Es un puente. La ciudad está vacía. De los centenares de ideas estúpidas que rondan sus cabezas a cada segundo, sólo unas pocas dan en el blanco, y, entre ellas, algunas llegan a colarse entre sus filtros de estupidez, averiados desde que pisaron el mundo, para lograr materializarse. Ese día, una de estas afortunadas es terminar todas las botellas de whisky de fiestas anteriores que siempre se amontonan en el mueble bar –idea muy estúpida, sí, pero, por otro lado, una que pasa los filtros muy habitualmente–, y, la otra, ir al Mister Dollar, un local de striptease donde uno puede ahogarse en metal, bajo la luz de infinitos neones de rosa, y la atenta mirada de las rubias explosivas de pelos cardados en los posters más deseados por los camioneros de los ochenta.

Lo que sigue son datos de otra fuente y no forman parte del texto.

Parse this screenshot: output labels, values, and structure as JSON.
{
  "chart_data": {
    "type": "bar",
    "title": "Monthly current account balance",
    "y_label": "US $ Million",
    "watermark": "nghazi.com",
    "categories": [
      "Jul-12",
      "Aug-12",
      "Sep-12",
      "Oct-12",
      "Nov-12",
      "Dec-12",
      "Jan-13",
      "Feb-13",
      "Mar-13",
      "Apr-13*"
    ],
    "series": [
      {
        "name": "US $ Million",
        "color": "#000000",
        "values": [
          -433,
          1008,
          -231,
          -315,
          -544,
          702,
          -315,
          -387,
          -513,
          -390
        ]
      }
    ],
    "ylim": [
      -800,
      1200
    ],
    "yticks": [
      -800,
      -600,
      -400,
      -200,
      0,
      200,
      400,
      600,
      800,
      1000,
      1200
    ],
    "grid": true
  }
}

La elección no es casual. Habían pasado ya muchos años de eso, pero el Mister Dollar era el lugar en el que, estando en el instituto, se prometieron perder la virginidad, si tal cosa no había sucedido antes de cumplir los 18 –promesa estúpida, sí, pero, por otro lado, y a juzgar por la abundancia de películas del estilo de American Pie, muy habitual–. En su infinita inocencia, ni siquiera eran conscientes de la imposibilidad de cumplir tal propósito en un bar de striptease decadente, tanto por el hecho que ahí no se hacen esa clase de trabajos, como, obviamente, por su minoría de edad, si iban antes de los 18. Así pues, ahí están, por fin, unos 12 años después de hacerse la estúpida promesa. Por supuesto ninguno es ya virgen, pero cómo lo lograron… eso es otra historia.
Cuando das vueltas por la ciudad, crees que todo está en harmonía con tus biorritmos, que todos duermen y trabajan a la vez, que los extras de tu vida aguardan estoicamente en habitaciones, armarios, guaridas y rincones a que aparezcas por ahí. En cualquier caso, es fácil olvidar que las chicas del Mister Dollar no son personas alegres y promiscuas que te acompañan desinteresadamente, sino empleadas, y, por tanto, que también libran, enferman y se cogen días de fiesta. Así, al llegar a ese antro nos llevamos la desagradable sorpresa que está desierto.
Dos megalómanos colgados sin nada que hacer, un puente en el que la ciudad está muerta. Solos en ese agujero –salvo por un par de porteros y dos chicas charlando que nos les prestan la menor atención–, sentados en el centro de unas hileras de butacas vacías, ante una pantalla gigante en la que una cuenta atrás informa aparentemente del tiempo restante para la próxima actuación, mientras muestra imágenes de peep-shows como el que presumiblemente seguirá –se entiende, para lubricar la lívido de la audiencia–, pero que en realidad vuelve a empezar desde el principio cada vez que alcanza cero, sin que nada cambie.